DICHOTOMY SURROUNDING THE NEW AGRICULTURAL BILL, 2020

“Jai Jawaan, Jai Kisaan!”

 

This slogan by our second Prime Minister, Shri Lal Bhahadur Shasti in 1965 resonates and reverberates within every Indian, not only our farmers. This article discusses whether the new Farm Bills will do justice to this slogan.

 

Agriculture is the primary source of livelihood for about 58 per cent of India’s population. Gross Value Added (GVA) by agriculture, forestry and fishing was estimated at Rs 19.48 lakh crore in FY20. Growth in GVA in agriculture and allied sectors stood at 4 per cent in FY20.

 
The Indian food industry is poised for huge growth, increasing its contribution to world food trade every year due to its immense potential for value addition, particularly within the food processing industry. Indian food and grocery market is the world’s sixth largest, with retail contributing 70 per cent of the sales. The Indian food processing industry accounts for 32 per cent of the country’s total food market, one of the largest industries in India and is ranked fifth in terms of production, consumption, export and expected growth.

 

Agricultural markets in India are mainly regulated by state Agriculture Produce Marketing Committee (APMC) laws.  APMCs were set up with the objective of ensuring fair trade between buyers and sellers for effective price discovery of farmers’ produce. Each state which operates APMC markets geographically divide the state.
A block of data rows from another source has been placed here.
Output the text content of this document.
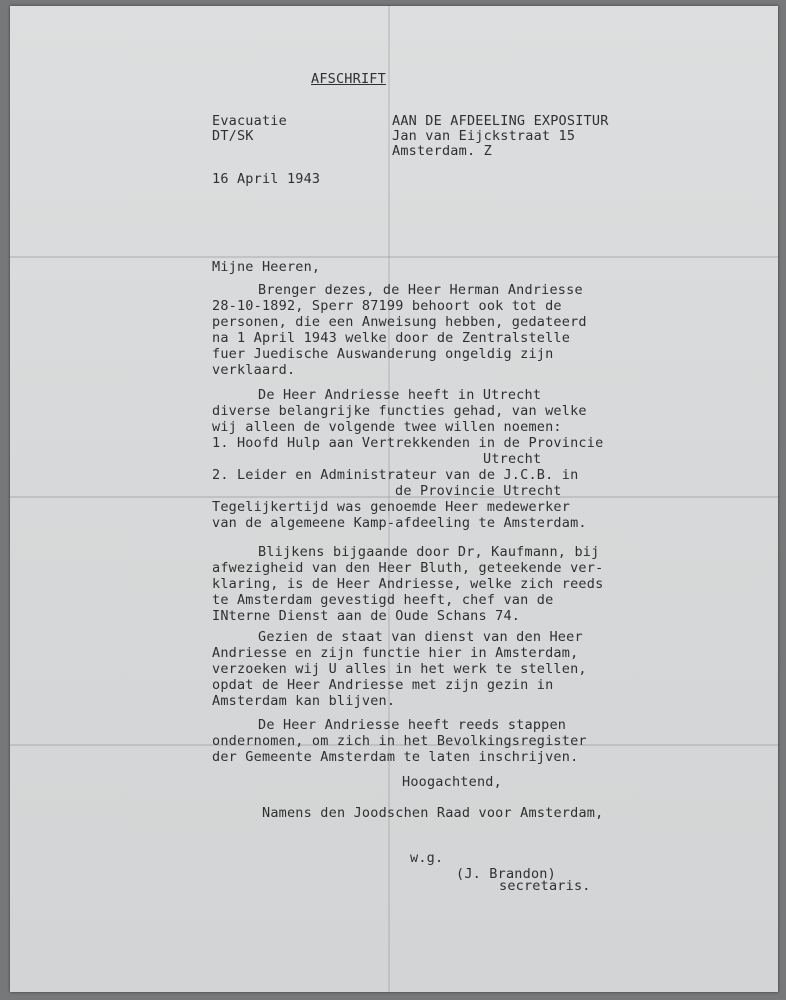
AFSCHRIFT
Evacuatie
DT/SK
AAN DE AFDEELING EXPOSITUR
Jan van Eijckstraat 15
Amsterdam. Z
16 April 1943
Mijne Heeren,
Brenger dezes, de Heer Herman Andriesse
28-10-1892, Sperr 87199 behoort ook tot de
personen, die een Anweisung hebben, gedateerd
na 1 April 1943 welke door de Zentralstelle
fuer Juedische Auswanderung ongeldig zijn
verklaard.
De Heer Andriesse heeft in Utrecht
diverse belangrijke functies gehad, van welke
wij alleen de volgende twee willen noemen:
1. Hoofd Hulp aan Vertrekkenden in de Provincie
Utrecht
2. Leider en Administrateur van de J.C.B. in
de Provincie Utrecht
Tegelijkertijd was genoemde Heer medewerker
van de algemeene Kamp-afdeeling te Amsterdam.
Blijkens bijgaande door Dr, Kaufmann, bij
afwezigheid van den Heer Bluth, geteekende ver-
klaring, is de Heer Andriesse, welke zich reeds
te Amsterdam gevestigd heeft, chef van de
INterne Dienst aan de Oude Schans 74.
Gezien de staat van dienst van den Heer
Andriesse en zijn functie hier in Amsterdam,
verzoeken wij U alles in het werk te stellen,
opdat de Heer Andriesse met zijn gezin in
Amsterdam kan blijven.
De Heer Andriesse heeft reeds stappen
ondernomen, om zich in het Bevolkingsregister
der Gemeente Amsterdam te laten inschrijven.
Hoogachtend,
Namens den Joodschen Raad voor Amsterdam,
w.g.
(J. Brandon)
secretaris.
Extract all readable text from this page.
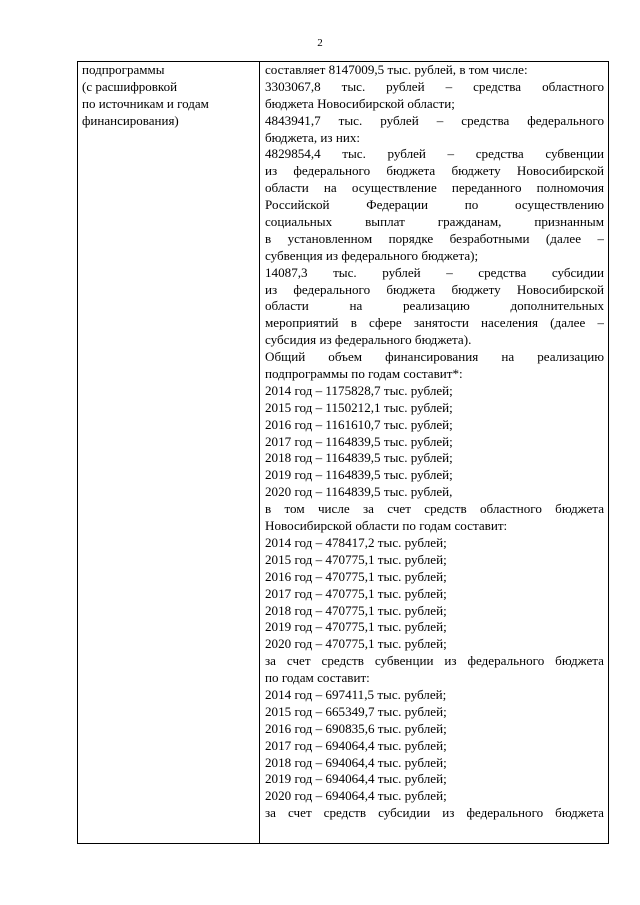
2
подпрограммы
(с расшифровкой
по источникам и годам
финансирования)
составляет 8147009,5 тыс. рублей, в том числе:
3303067,8 тыс. рублей – средства областного
бюджета Новосибирской области;
4843941,7 тыс. рублей – средства федерального
бюджета, из них:
4829854,4 тыс. рублей – средства субвенции
из федерального бюджета бюджету Новосибирской
области на осуществление переданного полномочия
Российской Федерации по осуществлению
социальных выплат гражданам, признанным
в установленном порядке безработными (далее –
субвенция из федерального бюджета);
14087,3 тыс. рублей – средства субсидии
из федерального бюджета бюджету Новосибирской
области на реализацию дополнительных
мероприятий в сфере занятости населения (далее –
субсидия из федерального бюджета).
Общий объем финансирования на реализацию
подпрограммы по годам составит*:
2014 год – 1175828,7 тыс. рублей;
2015 год – 1150212,1 тыс. рублей;
2016 год – 1161610,7 тыс. рублей;
2017 год – 1164839,5 тыс. рублей;
2018 год – 1164839,5 тыс. рублей;
2019 год – 1164839,5 тыс. рублей;
2020 год – 1164839,5 тыс. рублей,
в том числе за счет средств областного бюджета
Новосибирской области по годам составит:
2014 год – 478417,2 тыс. рублей;
2015 год – 470775,1 тыс. рублей;
2016 год – 470775,1 тыс. рублей;
2017 год – 470775,1 тыс. рублей;
2018 год – 470775,1 тыс. рублей;
2019 год – 470775,1 тыс. рублей;
2020 год – 470775,1 тыс. рублей;
за счет средств субвенции из федерального бюджета
по годам составит:
2014 год – 697411,5 тыс. рублей;
2015 год – 665349,7 тыс. рублей;
2016 год – 690835,6 тыс. рублей;
2017 год – 694064,4 тыс. рублей;
2018 год – 694064,4 тыс. рублей;
2019 год – 694064,4 тыс. рублей;
2020 год – 694064,4 тыс. рублей;
за счет средств субсидии из федерального бюджета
Markets (mandis) are established at different places within the state. Farmers are required to sell their produce via auction at the mandi in their region. Traders require a license to operate within a mandi. Wholesale and retail traders and food processing companies cannot buy produce directly from a farmer. Also, if any farmer is unable to sell their produce, the Government buys that at MSP (minimum support price) so that the farmers do not incur losses. This also gives farmers the incentive to produce. APMCs can: (i) regulate the trade of farmers’ produce by providing licenses to buyers, commission agents, and private markets, (ii) levy market fees or any other charges on such trade, and (iii) provide necessary infrastructure within their markets to facilitate the trade.

 

But the Standing Committee on Agriculture, in 2018-2019, observed certain drawbacks in the implementation of the APMC laws like, (i) cartelization, and (ii) undue deductions in the form of commission charges and market fees.

 

To tackle the drawbacks and ensure agriculture growth along with growth of farmers of India, the Central Government, on June 5, 2020, promulgated three Ordinances:

 

(i) the Farmers’ Produce Trade and Commerce (Promotion and Facilitation) Ordinance, 2020,

 

The farmers’ produce trade and commerce (promotion and felicitation) ordinance, 2020 allows intra-state and inter-state trade of farmers’ produce beyond the physical premises of APMC markets.  State governments are prohibited from levying any market fee, tax, or levy outside APMC areas. 

 

(ii) the Farmers (Empowerment and Protection) Agreement on Price Assurance and Farm Services Ordinance, 2020,

 

The Farmers Agreement Ordinance creates a framework for contract farming through an agreement between a farmer and a buyer prior to the production or rearing of any farm produce.  It provides for a three-level dispute settlement mechanism: the conciliation board, Sub-Divisional Magistrate and Appellate Authority.

 

(iii) the Essential Commodities (Amendment) Ordinance, 2020.

 

The Essential Commodities (Amendment) Ordinance, 2020 allows the central government to regulate the supply of certain food items only under extraordinary circumstances (such as war and famine).  Stock limits may be imposed on agricultural produce only if there is a steep price rise. 

 

The Government believes that these Bills would transform the agricultural sector and will make the farmer independent of the government-controlled markets and fetch them better prices for their produce. The Centre also assures to double the income of the farmers by the year 2022.

 

But the farmers have not welcomed this new change with open arms. They are apprehensive about the minimum support price (MSP) since selling their produce out of mandis might mean they cannot claim the MSP from the government. They are also skeptical about the agri-businesses and big retailers, who might have an upper hand in negotiations. Another point of concern is that this will not be beneficial for the small farmers.

 

In the year 2006, Bihar repealed its APMC Act with a similar objective to attract private investment in the sector and gave charge of the markets to the concerned sub-divisional officers in that area.  This resulted in a lack of required marketing infrastructure as the existing infrastructure eroded over time due to poor upkeep.  In unregulated markets, farmers faced issues such as high transaction charges and lack of information on prices and arrival of produce.  The Committee of State Ministers, constituted in 2010 for agricultural marketing reforms, observed that complete deregulation of markets did not help in attracting any private investment. The Committee noted that there is a need for an appropriate legal and institutional structure with a progressive type of regulation to ensure orderly functioning of markets and to attract investment for infrastructure development.

 

Now the question is, will the Indian Government be able to achieve the goals that were set by this bill or will it struggle to find its footing?